White political journalists distanced themselves from the horrors of the Trump administration in a way many of us couldn’t. The parasitic relationship between a certain class of political journalists and the Trump administration was the worst-kept secret in Washington.
For over four years, previously obscure reporters leveraged their access to a media-hungry White House to land cushy analyst gigs in cable news, six-figure book deals, and public adoration. Above all, however, this class of reporters loved the thrill of being at the heart of the biggest story in generations.
A few weeks into a new administration, people like Yahoo! News national correspondent Alexander Nazaryan are already mourning the departure of the White House’s previous occupant. “I use that word, thrill, with full intention,” Nazaryan writes in a quickly reviled new essay for The Atlantic. “No need to tell me about the cruel immigration policy, the incompetent pandemic response, the racism and bigotry, the frightening chaos.”
It’s great to know some of my colleagues had the option to opt-out of the horror. The essay, originally titled “I Miss the Thrill of Trump” — and since renamed “I Was an Enemy of the People” — is as bad as the headlines suggest. Nazaryan’s ahistorical, narcissistic rewriting of the past several years is a clear reminder that for many, it was easy to embrace the chaos because they were never going to feel the full brunt of the president’s policies.
“I was kind of blocked on something I’m writing, it’s always invigorating to realize someone published something much worse,” tweeted Dave Weigel from the Washington Post. “Would just like to say on behalf of my fellow journalists that most of us do NOT have delusions of grandeur about being war heroes, we literally just ask people questions and sit at laptops all day and go click-clack,” wrote BuzzFeed News’ Julia Reinstein.
Even within the halls of The Atlantic, the piece was mocked. “There were journalists who had to do our jobs over the past five years with a steady hum of dread in the background over what might happen to our loved ones,” staff writer Adam Serwer tweeted in response, “and there were those of us who were just having a good time covering an ‘exciting’ story.”
It was easy to embrace the chaos — because they were never going to feel the full brunt of the president’s policies.
I know that steady hum of dread all too well. I still remember the horror of not being able to contact my family for days after Hurricane Maria made landfall in Puerto Rico nearly four years ago. I couldn’t look away from the images on my TV screen, showing devastation I couldn’t have imagined even in my worst nightmares. I remember calling over and over again in horrified desperation that September and always receiving the same beep-beep-beep followed by “Lo sentimos, la persona que usted está llamando no está disponible.” “The person you’re calling is not available”—as if my loved ones had just chosen to turn off their phones for the night.
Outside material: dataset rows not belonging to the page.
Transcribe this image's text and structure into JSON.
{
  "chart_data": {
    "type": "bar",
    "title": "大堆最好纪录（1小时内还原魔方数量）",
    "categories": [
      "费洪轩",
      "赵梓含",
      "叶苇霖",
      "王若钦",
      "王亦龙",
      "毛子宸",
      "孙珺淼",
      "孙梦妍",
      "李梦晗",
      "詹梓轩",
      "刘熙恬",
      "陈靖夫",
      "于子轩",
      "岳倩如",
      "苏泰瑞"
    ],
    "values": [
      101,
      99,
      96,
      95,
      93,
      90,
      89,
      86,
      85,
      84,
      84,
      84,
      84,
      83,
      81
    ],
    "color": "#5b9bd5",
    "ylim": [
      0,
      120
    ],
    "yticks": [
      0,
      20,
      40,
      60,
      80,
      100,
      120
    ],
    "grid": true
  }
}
My family spent one month without clean water and three months without power after the storm. They were among the lucky ones. More than 3,000 people died — including one of my dad’s friends. I had to witness the administration actively dehumanize Puerto Ricans and block efforts to help the island. President Donald Trump denied the reality that more people had died after Maria and his incompetent response to the disaster than people had been killed during the September 11 terrorist attacks.
So, no, as a journalist I didn’t find any of the past several years thrilling.
The funny part is that admitting this publicly will likely be taken as “biased” by many in the media, while Nazaryan’s comments won’t be. Whereas I believe bringing my full self to my work makes me a better, fairer journalist, others see it as a detriment to our profession. In our overwhelmingly white industry, however, this standard is seldomly applied to those who do not belong to marginalized communities. The lens of journalism has never been objective. In our world, neutrality has always been synonymous with white, often male and privileged.
There needs to be so much soul-searching in this damn industry, and essays like Nazaryan’s remind me that no matter how many media reckonings take place, we still have a ways to go. For so many of my colleagues, the status quo is fine, making everything a spectacle is fine, failing our communities is fine. That was true more than 50 years ago when the Kerner Report came out as much as it’s true today.
There’s something that I do appreciate about Nazaryan’s essay. He said the quiet part out loud. That’s the most Trumpian thing he could have done.